The ultimate product of speech recognition are the words contained in utterances. You don’t have to have a PhD in linguistics or to be a computer scientist to understand what words are. Anyone with a good mastering of a language–and almost everyone master their own mother tongue–can listen to an utterance and more or less identify the words in it. There is also a general agreement about the notion of words. Words are words are words. And we all learn words since our childhood. So the output of a speech recognizer is quite well defined. As a consequence, it is relatively easy to come up with a lot (today in the hundreds of millions) of examples of utterances and their transcription into words. And if you master the art of machine learning, you can build, once and for all, a machine that learns from all of those transcribed utterances, and the same machine will also be able to guess words it has never seen before, since the machine will learn also the word constituents, the phonemes, and it will be able to put models of phonemes together to guess any possible existing or non existing word. And once that machine is built you have a general speech recognizer.

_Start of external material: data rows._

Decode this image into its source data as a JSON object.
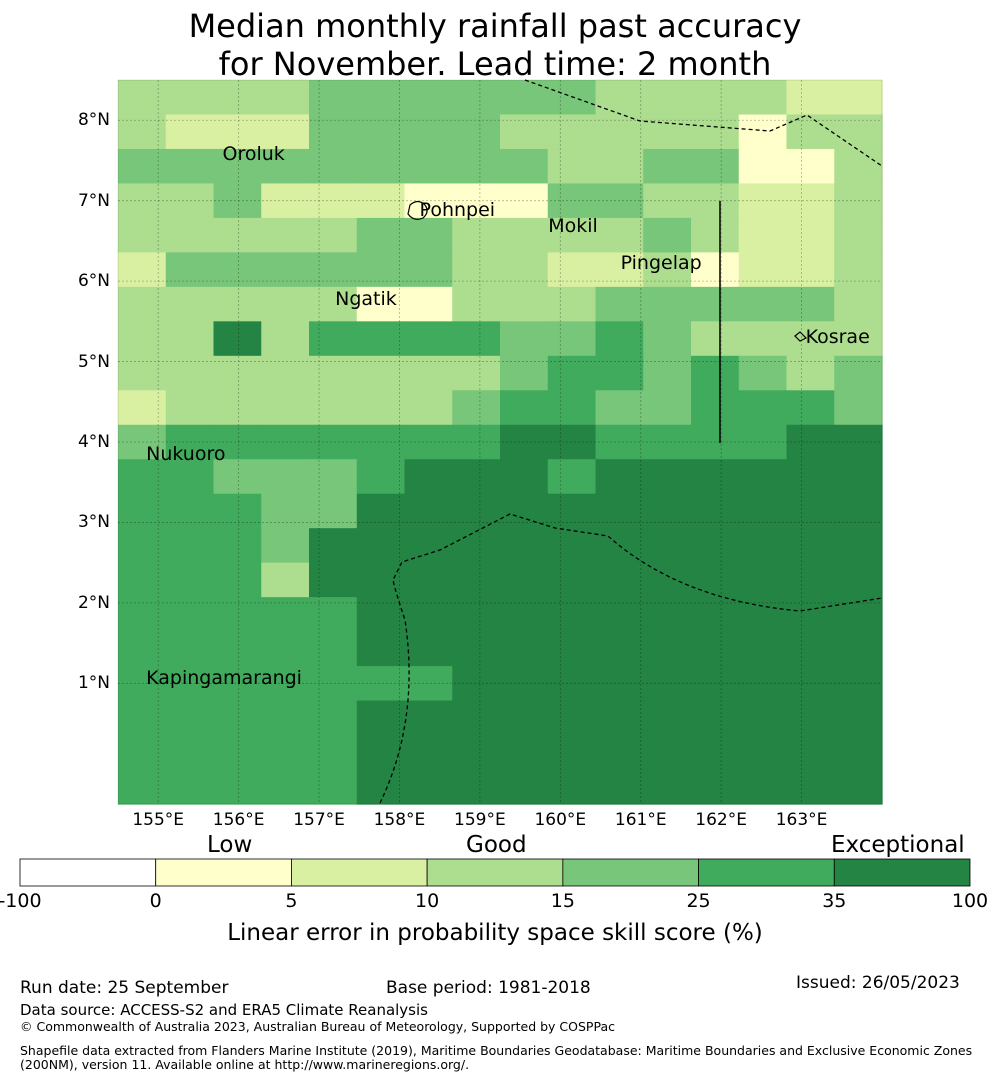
{
  "title": {
    "line1": "Median monthly rainfall past accuracy",
    "line2": "for November. Lead time: 2 month"
  },
  "map": {
    "lon_range": [
      154.5,
      164.0
    ],
    "lat_range": [
      -0.5,
      8.5
    ],
    "cell_size_deg": 0.8333,
    "xticks": [
      "155°E",
      "156°E",
      "157°E",
      "158°E",
      "159°E",
      "160°E",
      "161°E",
      "162°E",
      "163°E"
    ],
    "yticks": [
      "8°N",
      "7°N",
      "6°N",
      "5°N",
      "4°N",
      "3°N",
      "2°N",
      "1°N"
    ],
    "grid": true,
    "skill_grid_classes": [
      "3333444444333322",
      "3222444433333133",
      "4444444443344113",
      "3342221114433223",
      "3333344333343223",
      "2444444332231223",
      "3333311333444443",
      "3363555544543333",
      "3333333345545434",
      "2333333455445554",
      "4555555566555566",
      "5544456665666666",
      "5554466666666666",
      "5554666666666666",
      "5553666666666666",
      "5555566666666666",
      "5555566666666666",
      "5555555666666666",
      "5555566666666666",
      "5555566666666666",
      "5555566666666666"
    ],
    "places": [
      {
        "name": "Oroluk",
        "lon": 155.75,
        "lat": 7.58
      },
      {
        "name": "Pohnpei",
        "lon": 158.2,
        "lat": 6.88
      },
      {
        "name": "Mokil",
        "lon": 159.8,
        "lat": 6.68
      },
      {
        "name": "Pingelap",
        "lon": 160.7,
        "lat": 6.22
      },
      {
        "name": "Ngatik",
        "lon": 157.15,
        "lat": 5.78
      },
      {
        "name": "Kosrae",
        "lon": 163.0,
        "lat": 5.31
      },
      {
        "name": "Nukuoro",
        "lon": 154.8,
        "lat": 3.85
      },
      {
        "name": "Kapingamarangi",
        "lon": 154.8,
        "lat": 1.07
      }
    ]
  },
  "colorbar": {
    "words": [
      "Low",
      "Good",
      "Exceptional"
    ],
    "ticks": [
      "-100",
      "0",
      "5",
      "10",
      "15",
      "25",
      "35",
      "100"
    ],
    "colors": [
      "#ffffff",
      "#ffffcc",
      "#d9f0a3",
      "#addd8e",
      "#78c679",
      "#41ab5d",
      "#238443"
    ],
    "label": "Linear error in probability space skill score (%)"
  },
  "footer": {
    "run_date": "Run date: 25 September",
    "base_period": "Base period: 1981-2018",
    "issued": "Issued: 26/05/2023",
    "data_source": "Data source: ACCESS-S2 and ERA5 Climate Reanalysis",
    "copyright": "© Commonwealth of Australia 2023, Australian Bureau of Meteorology, Supported by COSPPac",
    "shapefile_line1": "Shapefile data extracted from Flanders Marine Institute (2019), Maritime Boundaries Geodatabase: Maritime Boundaries and Exclusive Economic Zones",
    "shapefile_line2": "(200NM), version 11. Available online at http://www.marineregions.org/."
  }
}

Instead, the ultimate product of language understanding is meaning. What is meaning? Linguists and semanticists have bee arguing for decades on how to represent meaning, because a representation of meaning is not evident to us, or at least it is not as evident as words are to every speaker of a language (as long as the language “has” words). So, a representation of meaning, one of the many available in literature, has to be defined and imposed, in order to start building a machine that would be able to extract meaning from spoken utterances or text. While we can easily transcribe large numbers of utterances into words and use them to create machine-learned speech recognizers, associating meanings to a large number of utterances, or large amounts of text, it is way more laborious, and way more error prone than transcriptions. Moreover, associating meanings to utterances or text can be done only if you have a rather good understanding of linguistics and the chosen meaning representation. And, besides that, meaning representations depend on domains. Think for instance the meaning of the word “bank” in a financial domain, as opposed to the meaning of the same word in aeronautics or geography.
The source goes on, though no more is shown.